Environment, insurance bodies join hands to save Persian leopard

April 24, 2016 - 9:25

TEHRAN — The Department of Environment, the National Environment Fund, and the Ma Insurance Company signed a memorandum of understanding here on Saturday, aiming to coordinate measures to save the endangered Persian leopard.

By Maryam Qarehgozlou

TEHRAN — The Department of Environment, the National Environment Fund, and the Ma Insurance Company signed a memorandum of understanding here on Saturday, aiming to coordinate measures to save the endangered Persian leopard.

The Persian leopard, also called the Caucasian leopard or Central Asian leopard, is listed as endangered on the International Union for the Conservation of Nature (IUCN) Red List.

“Being an umbrella species, Persian leopards are very important to the environment and the lives of other species,” the Department of Environment official Ali Teymouri said on the sidelines of the signing ceremony.
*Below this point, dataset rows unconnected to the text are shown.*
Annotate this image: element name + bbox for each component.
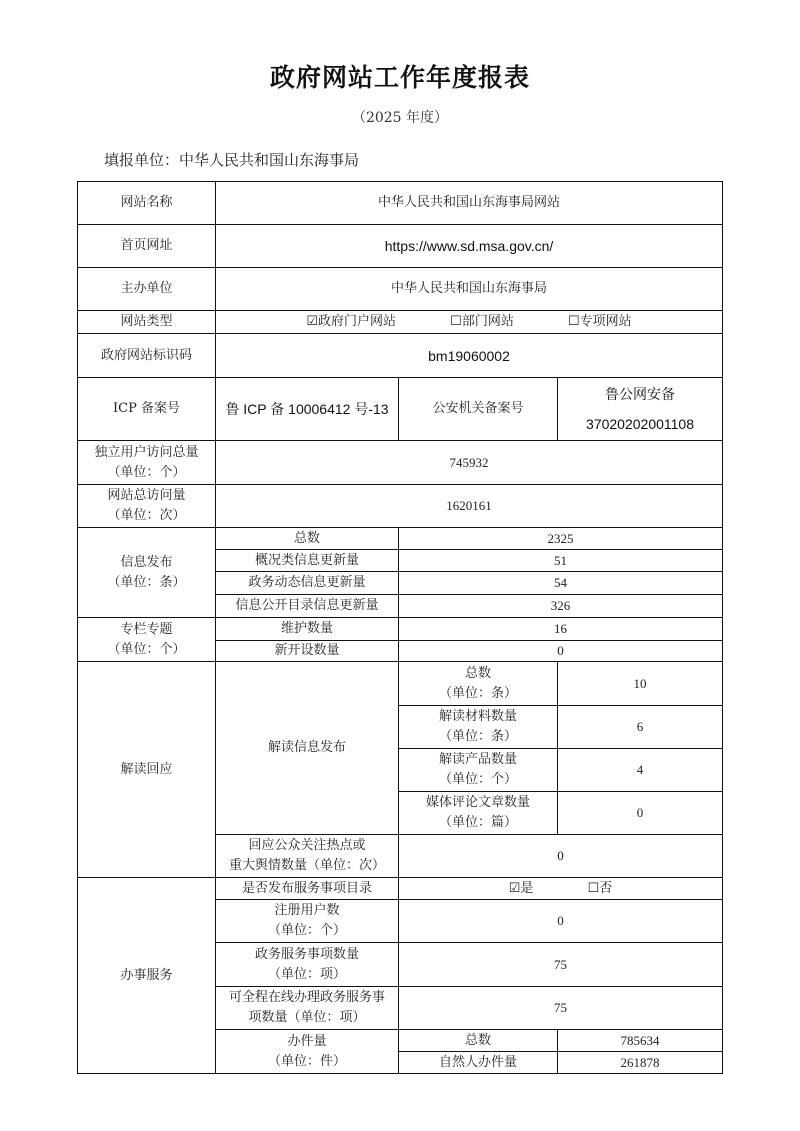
columns-row-label: 维护数量 bbox=[216, 618, 399, 641]
police-record-prefix: 鲁公网安备 bbox=[560, 379, 720, 409]
sponsor-value: 中华人民共和国山东海事局 bbox=[216, 268, 723, 311]
empty-box-icon: ☐ bbox=[588, 881, 600, 896]
info-row-label: 概况类信息更新量 bbox=[216, 550, 399, 572]
row-site-type: 网站类型 ☑政府门户网站 ☐部门网站 ☐专项网站 bbox=[78, 311, 723, 334]
service-items-value: 75 bbox=[399, 943, 723, 987]
interp-row-value: 4 bbox=[558, 749, 723, 792]
cases-row-value: 261878 bbox=[558, 1052, 723, 1074]
icp-label: ICP 备案号 bbox=[78, 378, 216, 441]
services-label: 办事服务 bbox=[78, 878, 216, 1074]
site-type-department-checkbox[interactable]: ☐部门网站 bbox=[450, 314, 514, 329]
info-row-value: 54 bbox=[399, 572, 723, 595]
homepage-label: 首页网址 bbox=[78, 225, 216, 268]
info-row-value: 51 bbox=[399, 550, 723, 572]
icp-value: 鲁 ICP 备 10006412 号-13 bbox=[216, 378, 399, 441]
interp-row-value: 6 bbox=[558, 706, 723, 749]
info-publish-label: 信息发布 （单位：条） bbox=[78, 528, 216, 618]
service-catalog-label: 是否发布服务事项目录 bbox=[216, 878, 399, 900]
interp-row-value: 10 bbox=[558, 662, 723, 706]
site-type-options: ☑政府门户网站 ☐部门网站 ☐专项网站 bbox=[216, 311, 723, 334]
info-row-label: 信息公开目录信息更新量 bbox=[216, 595, 399, 618]
registered-users-label: 注册用户数 （单位：个） bbox=[216, 900, 399, 943]
interp-row-value: 0 bbox=[558, 792, 723, 835]
online-items-value: 75 bbox=[399, 987, 723, 1030]
police-record-number: 37020202001108 bbox=[560, 409, 720, 439]
cases-row-label: 自然人办件量 bbox=[399, 1052, 558, 1074]
catalog-no-checkbox[interactable]: ☐否 bbox=[588, 881, 613, 896]
reporting-unit-line: 填报单位：中华人民共和国山东海事局 bbox=[104, 149, 359, 170]
info-row-label: 政务动态信息更新量 bbox=[216, 572, 399, 595]
site-type-special-checkbox[interactable]: ☐专项网站 bbox=[568, 314, 632, 329]
site-id-label: 政府网站标识码 bbox=[78, 334, 216, 378]
empty-box-icon: ☐ bbox=[568, 314, 580, 329]
catalog-yes-checkbox[interactable]: ☑是 bbox=[509, 881, 534, 896]
row-columns-maintained: 专栏专题 （单位：个） 维护数量 16 bbox=[78, 618, 723, 641]
sponsor-label: 主办单位 bbox=[78, 268, 216, 311]
row-site-id: 政府网站标识码 bm19060002 bbox=[78, 334, 723, 378]
row-unique-visitors: 独立用户访问总量 （单位：个） 745932 bbox=[78, 441, 723, 485]
cases-row-label: 总数 bbox=[399, 1030, 558, 1052]
info-row-value: 326 bbox=[399, 595, 723, 618]
unique-visitors-value: 745932 bbox=[216, 441, 723, 485]
columns-label: 专栏专题 （单位：个） bbox=[78, 618, 216, 662]
response-label: 回应公众关注热点或 重大舆情数量（单位：次） bbox=[216, 835, 399, 878]
interpretation-publish-label: 解读信息发布 bbox=[216, 662, 399, 835]
reporting-unit-value: 中华人民共和国山东海事局 bbox=[179, 151, 359, 169]
row-homepage: 首页网址 https://www.sd.msa.gov.cn/ bbox=[78, 225, 723, 268]
row-service-catalog: 办事服务 是否发布服务事项目录 ☑是 ☐否 bbox=[78, 878, 723, 900]
total-visits-label: 网站总访问量 （单位：次） bbox=[78, 485, 216, 528]
report-table: 网站名称 中华人民共和国山东海事局网站 首页网址 https://www.sd.… bbox=[77, 181, 723, 1074]
site-name-label: 网站名称 bbox=[78, 182, 216, 225]
cases-row-value: 785634 bbox=[558, 1030, 723, 1052]
empty-box-icon: ☐ bbox=[450, 314, 462, 329]
info-row-label: 总数 bbox=[216, 528, 399, 550]
site-type-portal-checkbox[interactable]: ☑政府门户网站 bbox=[306, 314, 396, 329]
checked-box-icon: ☑ bbox=[306, 314, 318, 329]
row-total-visits: 网站总访问量 （单位：次） 1620161 bbox=[78, 485, 723, 528]
interp-row-label: 解读材料数量 （单位：条） bbox=[399, 706, 558, 749]
homepage-value: https://www.sd.msa.gov.cn/ bbox=[216, 225, 723, 268]
row-icp: ICP 备案号 鲁 ICP 备 10006412 号-13 公安机关备案号 鲁公… bbox=[78, 378, 723, 441]
total-visits-value: 1620161 bbox=[216, 485, 723, 528]
report-title: 政府网站工作年度报表 bbox=[0, 58, 800, 94]
row-sponsor: 主办单位 中华人民共和国山东海事局 bbox=[78, 268, 723, 311]
columns-row-value: 16 bbox=[399, 618, 723, 641]
columns-row-value: 0 bbox=[399, 641, 723, 662]
interp-row-label: 总数 （单位：条） bbox=[399, 662, 558, 706]
row-interp-total: 解读回应 解读信息发布 总数 （单位：条） 10 bbox=[78, 662, 723, 706]
report-year: （2025 年度） bbox=[0, 107, 800, 127]
interp-row-label: 解读产品数量 （单位：个） bbox=[399, 749, 558, 792]
site-name-value: 中华人民共和国山东海事局网站 bbox=[216, 182, 723, 225]
response-value: 0 bbox=[399, 835, 723, 878]
unique-visitors-label: 独立用户访问总量 （单位：个） bbox=[78, 441, 216, 485]
interp-row-label: 媒体评论文章数量 （单位：篇） bbox=[399, 792, 558, 835]
interpretation-label: 解读回应 bbox=[78, 662, 216, 878]
service-items-label: 政务服务事项数量 （单位：项） bbox=[216, 943, 399, 987]
site-id-value: bm19060002 bbox=[216, 334, 723, 378]
cases-label: 办件量 （单位：件） bbox=[216, 1030, 399, 1074]
service-catalog-options: ☑是 ☐否 bbox=[399, 878, 723, 900]
reporting-unit-label: 填报单位： bbox=[104, 151, 179, 169]
police-record-value: 鲁公网安备 37020202001108 bbox=[558, 378, 723, 441]
checked-box-icon: ☑ bbox=[509, 881, 521, 896]
registered-users-value: 0 bbox=[399, 900, 723, 943]
online-items-label: 可全程在线办理政务服务事 项数量（单位：项） bbox=[216, 987, 399, 1030]
row-info-total: 信息发布 （单位：条） 总数 2325 bbox=[78, 528, 723, 550]
police-record-label: 公安机关备案号 bbox=[399, 378, 558, 441]
site-type-label: 网站类型 bbox=[78, 311, 216, 334]
info-row-value: 2325 bbox=[399, 528, 723, 550]
columns-row-label: 新开设数量 bbox=[216, 641, 399, 662]
row-site-name: 网站名称 中华人民共和国山东海事局网站 bbox=[78, 182, 723, 225]
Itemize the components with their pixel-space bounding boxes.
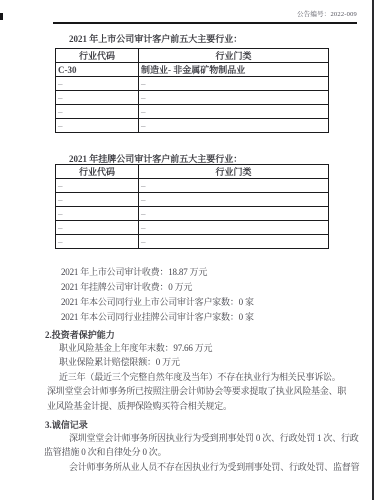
industry-category-cell: – (139, 105, 329, 119)
table-row: – – (56, 193, 329, 207)
industry-category-cell: – (139, 179, 329, 193)
risk-fund-compliance-line-1: 深圳堂堂会计师事务所已按照注册会计师协会等要求提取了执业风险基金、职 (47, 386, 346, 397)
industry-category-header-cell: 行业门类 (139, 49, 329, 63)
staff-penalties-line: 会计师事务所从业人员不存在因执业行为受到刑事处罚、行政处罚、监督管 (69, 462, 359, 473)
insurance-limit-line: 职业保险累计赔偿限额：0 万元 (59, 357, 180, 368)
industry-category-cell: – (139, 77, 329, 91)
scan-edge-mark (0, 13, 3, 20)
risk-fund-line: 职业风险基金上年度年末数：97.66 万元 (59, 343, 212, 354)
industry-code-cell: – (56, 77, 139, 91)
table-row: C-30 制造业- 非金属矿物制品业 (56, 63, 329, 77)
firm-penalties-line-1: 深圳堂堂会计师事务所因执业行为受到刑事处罚 0 次、行政处罚 1 次、行政 (69, 433, 359, 444)
industry-category-cell: 制造业- 非金属矿物制品业 (139, 63, 329, 77)
page-edge-line (372, 0, 374, 500)
industry-category-cell: – (139, 221, 329, 235)
industry-code-cell: – (56, 221, 139, 235)
table-row: – – (56, 119, 329, 133)
stat-line-nq-clients: 2021 年本公司同行业挂牌公司审计客户家数：0 家 (61, 312, 254, 323)
table-row: – – (56, 105, 329, 119)
industry-code-cell: – (56, 105, 139, 119)
stat-line-listed-fee: 2021 年上市公司审计收费：18.87 万元 (61, 267, 207, 278)
table-row: – – (56, 221, 329, 235)
industry-category-cell: – (139, 235, 329, 249)
industry-code-cell: – (56, 179, 139, 193)
industry-code-header-cell: 行业代码 (56, 165, 139, 179)
industry-category-cell: – (139, 193, 329, 207)
listed-industries-table: 行业代码 行业门类 C-30 制造业- 非金属矿物制品业 – – – – – –… (55, 48, 329, 133)
header-rule (53, 22, 357, 24)
industry-category-cell: – (139, 119, 329, 133)
nq-industries-table: 行业代码 行业门类 – – – – – – – – – – (55, 164, 329, 249)
industry-code-cell: – (56, 119, 139, 133)
industry-code-cell: – (56, 193, 139, 207)
industry-code-cell: – (56, 207, 139, 221)
industry-code-header-cell: 行业代码 (56, 49, 139, 63)
table-row: – – (56, 235, 329, 249)
firm-penalties-line-2: 监管措施 0 次和自律处分 0 次。 (44, 447, 166, 458)
industry-code-cell: – (56, 235, 139, 249)
table-header-row: 行业代码 行业门类 (56, 165, 329, 179)
table-row: – – (56, 91, 329, 105)
table-row: – – (56, 207, 329, 221)
stat-line-nq-fee: 2021 年挂牌公司审计收费：0 万元 (61, 282, 192, 293)
litigation-line: 近三年（最近三个完整自然年度及当年）不存在执业行为相关民事诉讼。 (59, 372, 341, 383)
industry-code-cell: – (56, 91, 139, 105)
section-heading-investor-protection: 2.投资者保护能力 (45, 328, 115, 341)
stat-line-listed-clients: 2021 年本公司同行业上市公司审计客户家数：0 家 (61, 297, 254, 308)
industry-category-header-cell: 行业门类 (139, 165, 329, 179)
industry-category-cell: – (139, 207, 329, 221)
risk-fund-compliance-line-2: 业风险基金计提、质押保险购买符合相关规定。 (47, 401, 232, 412)
table-row: – – (56, 179, 329, 193)
notice-number: 公告编号：2022-009 (297, 9, 357, 18)
industry-code-cell: C-30 (56, 63, 139, 77)
listed-industries-title: 2021 年上市公司审计客户前五大主要行业： (69, 32, 242, 45)
industry-category-cell: – (139, 91, 329, 105)
section-heading-integrity-record: 3.诚信记录 (45, 418, 88, 431)
table-row: – – (56, 77, 329, 91)
table-header-row: 行业代码 行业门类 (56, 49, 329, 63)
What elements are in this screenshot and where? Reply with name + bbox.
Umbrella species are species selected for making conservation-related decisions, typically because protecting these species indirectly protects the many other species that make up the ecological community of its habitat.     

The insurance aims at compensating for the losses inflicted upon human beings, livestock such as lambs, horses, donkeys, cows, and camels, and the leopards themselves, Teymouri explained.

Wildfire, human activities, poaching leopards’ prey species, road accidents, and getting killed or injured by the shepherds while attacking the livestock are of the reasons that endanger these species, Teymouri said, lamenting, about 150 leopards got killed or died from 2008 to 2016.

47 organizations ranging from health, oil, and interior ministries to NGOs and Majlis are committed to participate in this plan, he added.

“We have had talks with Management and Planning Organization in order to add a clause to the sixth five-year development plan for the protection of Persian leopards,” he highlighted.

“Additionally we are trying to expand international ties to introduce Persian leopard to its former habitat in Russia,” he noted.

Majid Safdari, the director general of Ma Insurance Company, also pledged to compensate for the death of a leopard recently killed in Yasuj, Kohgiluyeh and Boyer-Ahmad province, which happened to be pregnant with quadruplets and promised to make a public announcement when they make the first payment.

Masoumeh Ebtekar, the head of the Department of Environment, for her part, noted that such agreements can encourage the world to protect the environment and make them more attentive to it.

“This can also help to reduce the conflicts between locals and leopards,” she said.

******* Three losers turned into three winners

Achim Steiner, the UNEP Executive Director and Under-Secretary-General of the United Nations, who attended the ceremony, declared the agreement as an innovative plan which turns three losers into three winners.

The leopards which attack the livestock and get hurt killed as a result, the shepherds who bear losses as a result of such attacks and the Department of Environment that is in charge of wildlife protection are the three winners, Steiner said.

He expressed hope that in other countries the economic sector would enter environmental matters as well.